Ex-EU-Kommissionschef Juncker outet sich als Fan der Mainzer Fastnacht

Hoher Besuch in der Mainzer Rheingoldhalle: Beim Jahresempfang der Wirtschaft fordert Jean-Claude Juncker ein starkes Europa, während die Betriebe über zu viel Bürokratie klagen.

Ex-EU-Kommissionschef Juncker outet sich als Fan der Mainzer Fastnacht

Mehrere tausend Vertreter der rheinland-pfälzischen Wirtschaft und Politik kamen am Montagabend zum Jahresempfang der Wirtschaft in der ausgebuchten Mainzer Rheingoldhalle zusammen. Im Mittelpunkt des Abends stand eine Rede des ehemaligen EU-Kommissionspräsidenten Jean-Claude Juncker über die aktuellen wirtschaftlichen Probleme, das europäische Verhältnis zu den USA und seinen Erfahrungen aus Jahrzehnten europäischer Spitzenpolitik.

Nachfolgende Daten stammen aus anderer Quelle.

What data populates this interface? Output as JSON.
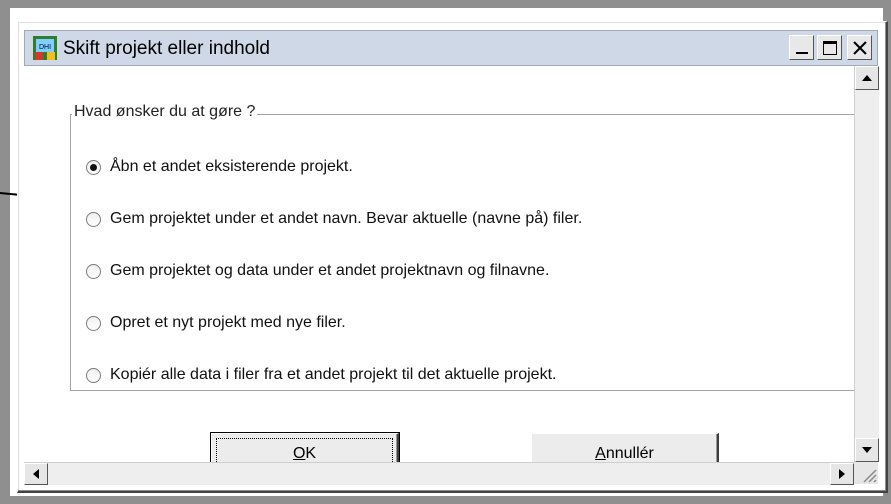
{
  "window": {
    "title": "Skift projekt eller indhold"
  },
  "group": {
    "title": "Hvad ønsker du at gøre ?",
    "options": [
      {
        "label": "Åbn et andet eksisterende projekt.",
        "checked": true
      },
      {
        "label": "Gem projektet under et andet navn. Bevar aktuelle (navne på) filer.",
        "checked": false
      },
      {
        "label": "Gem projektet og data  under et andet projektnavn og filnavne.",
        "checked": false
      },
      {
        "label": "Opret et nyt projekt med nye filer.",
        "checked": false
      },
      {
        "label": "Kopiér alle data i filer fra et andet projekt til det aktuelle projekt.",
        "checked": false
      }
    ]
  },
  "buttons": {
    "ok": {
      "mnemonic": "O",
      "rest": "K"
    },
    "cancel": {
      "mnemonic": "A",
      "rest": "nnullér"
    }
  },
  "icons": {
    "app": "dhi-app-icon",
    "minimize": "minimize-icon",
    "maximize": "maximize-icon",
    "close": "close-icon",
    "pointer_annotation": "arrow-annotation"
  }
}
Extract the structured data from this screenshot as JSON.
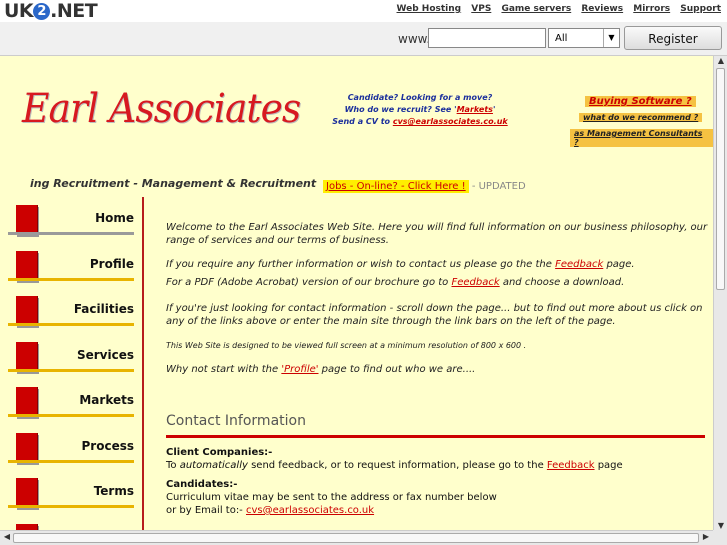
{
  "site": {
    "logo_pre": "UK",
    "logo_mid": "2",
    "logo_post": ".NET",
    "links": [
      "Web Hosting",
      "VPS",
      "Game servers",
      "Reviews",
      "Mirrors",
      "Support"
    ]
  },
  "domain_bar": {
    "www_label": "www.",
    "input_value": "",
    "select_value": "All",
    "register_label": "Register Domain"
  },
  "header": {
    "brand": "Earl Associates",
    "candidate_line1": "Candidate? Looking for a move?",
    "candidate_line2_pre": "Who do we recruit? See '",
    "candidate_markets": "Markets",
    "candidate_line2_post": "'",
    "candidate_line3_pre": "Send a CV to ",
    "candidate_email": "cvs@earlassociates.co.uk",
    "buying_software": "Buying Software ?",
    "what_recommend": "what do we recommend ?",
    "as_consultants": "as Management Consultants ?",
    "tagline": "ing Recruitment - Management & Recruitment",
    "jobs_link": "Jobs - On-line? - Click Here !",
    "jobs_updated": "- UPDATED"
  },
  "nav": {
    "items": [
      "Home",
      "Profile",
      "Facilities",
      "Services",
      "Markets",
      "Process",
      "Terms"
    ]
  },
  "content": {
    "welcome": "Welcome to the Earl Associates Web Site. Here you will find full information on our business philosophy, our range of services and our terms of business.",
    "further_pre": "If you require any further information or wish to contact us please go the the ",
    "feedback": "Feedback",
    "further_post": " page.",
    "pdf_pre": "For a PDF (Adobe Acrobat) version of our brochure go to ",
    "pdf_post": " and choose a download.",
    "looking": "If you're just looking for contact information - scroll down the page... but to find out more about us click on any of the links above or enter the main site through the link bars on the left of the page.",
    "resolution": "This Web Site is designed to be viewed full screen at a minimum resolution of 800 x 600 .",
    "start_pre": "Why not start with the ",
    "start_link": "'Profile'",
    "start_post": " page to find out who we are....",
    "contact_heading": "Contact Information",
    "client_heading": "Client Companies:-",
    "client_pre": "To ",
    "client_auto": "automatically",
    "client_mid": " send feedback, or to request information, please go to the ",
    "client_post": " page",
    "cand_heading": "Candidates:-",
    "cand_line1": "Curriculum vitae may be sent to the address or fax number below",
    "cand_line2_pre": "or by Email to:- ",
    "cand_email": "cvs@earlassociates.co.uk"
  },
  "colors": {
    "page_bg": "#ffffcc",
    "accent_red": "#cc0000",
    "link_blue": "#1b2f9c",
    "highlight": "#f5c242"
  }
}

In seiner Ansprache warb Juncker eindringlich für ein geeintes und wettbewerbsfähiges Europa. Um die industrielle Basis, den Mittelstand und den sozialen Zusammenhalt zu sichern, müsse Europa entschlossener handeln. Insbesondere angesichts geopolitischer Spannungen seien mehr europäische Geschlossenheit und weniger nationale Alleingänge erforderlich. Dabei zeigte sich der Luxemburger durchaus als Fan der Mainzer Fastnacht. Angesprochen darauf, ob er die Europa-Hymne „Ode an die Freude“ singen wolle, entgegnete Juncker: „Ich würde lieber Humba Täterä singen.“ Zum Abschluss seines Redebeitrages reagieren Teile des Publikums sogar mit stehenden Ovationen.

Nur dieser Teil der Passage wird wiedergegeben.